Sarah Palin’s face, sneering and lying and bullying and whining and then bullying again, forever and forever. Picture it. She’ll remain ageless, preserved, like a vampire, or a robot, or like the picture of Dorian Gray she’ll stay 44 forever while the entire country around her slides into squalor and decay. She will always be there. Wherever there’s a cop beating a guy, she’ll be there, also beating that guy.
Whatever happens in the election, wherever she goes next, to the White House or to some bullshit right-wing “think tank” or vicious, destructive lobbying outfit, she will be there, beavering away, tirelessly applying her best grinning can-do hockey-mom spirit to the job of making all our lives worse and poorer and less safe and more miserable, until the day comes when you die from eating spoiled meat and it turns out it was Sarah Palin’s lobbying that did away with the meat inspection regulations that would have saved you, or you die of heart disease thanks to her efforts to make damn sure proles like you don’t have health insurance, or you die in a war with China that President Palin thought it would be a good idea to start because someone told her it would give her a 5% bump in the polls and she doesn’t really understand how big China is or how many people there are in it.

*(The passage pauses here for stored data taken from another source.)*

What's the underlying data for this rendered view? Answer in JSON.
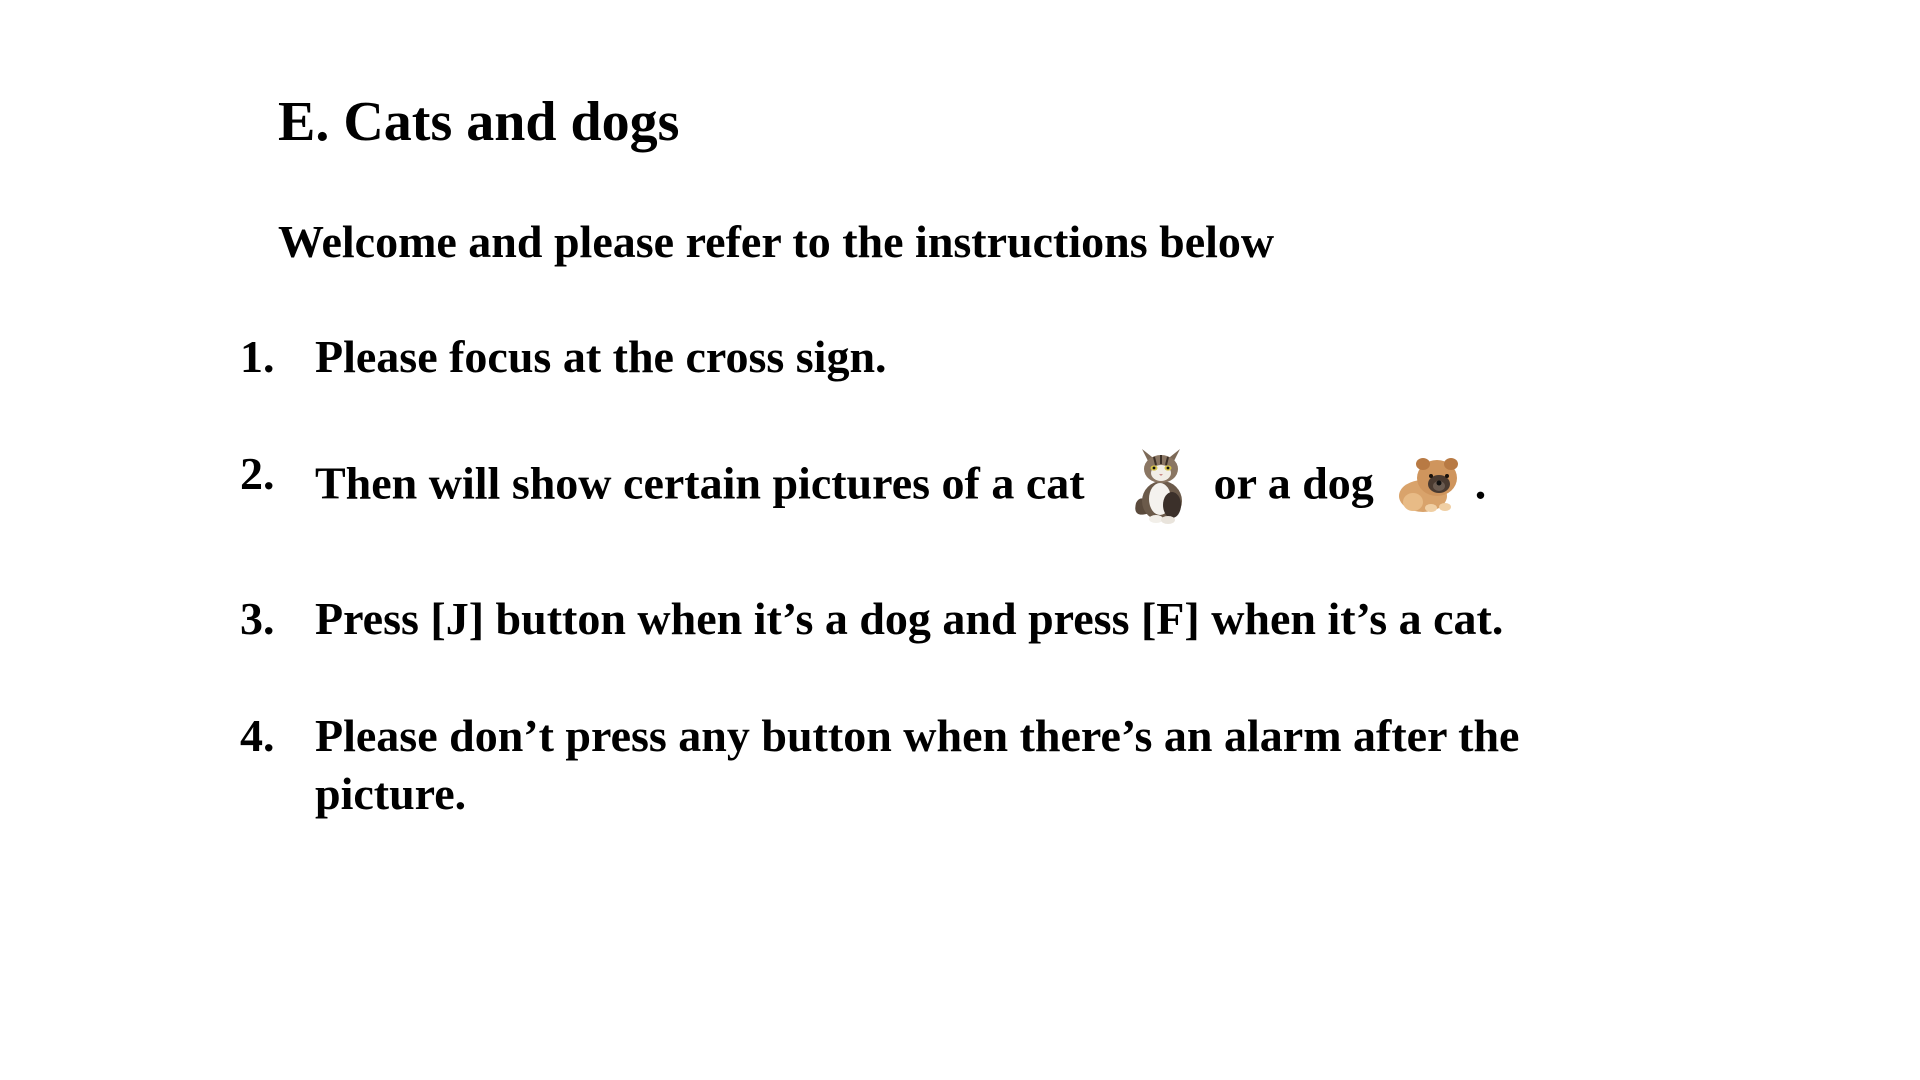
{
  "title": "E. Cats and dogs",
  "subtitle": "Welcome and please refer to the instructions below",
  "instructions": [
    {
      "number": "1.",
      "text": "Please focus at the cross sign."
    },
    {
      "number": "2.",
      "text_before": "Then will show certain pictures of a cat",
      "text_middle": "or a dog",
      "text_after": ".",
      "images": [
        "cat-picture",
        "dog-picture"
      ]
    },
    {
      "number": "3.",
      "text": "Press [J] button when it’s a dog and press [F] when it’s a cat."
    },
    {
      "number": "4.",
      "text": "Please don’t press any button when there’s an alarm after the picture."
    }
  ]
}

We all had a lot of time to get used to how awful creatures like Giuliani and Romney were, they encroached on your conscience slowly, creeping up, infecting and despoiling the res publica bit by bit, and in its way that was a kind of mercy. OK, you’d think, every time you had to see Giuliani’s hideous ghoul face on the TV, OK, this is horrible, but I can cope with it. Palin’s sudden sucker-punch appearance is just too much.
Picture her face, ten or twenty or forty years from now, giving a tight spiteful little smirk as she explains why it’s a good thing that you’re not getting your pension or any Social Security benefits, probably spouting mangled bits of heartless Econ 101 nonsense she doesn’t even pretend to understand; picture that, and tell me you’re not secretly hoping for the Large Hadron Collider to smash the world.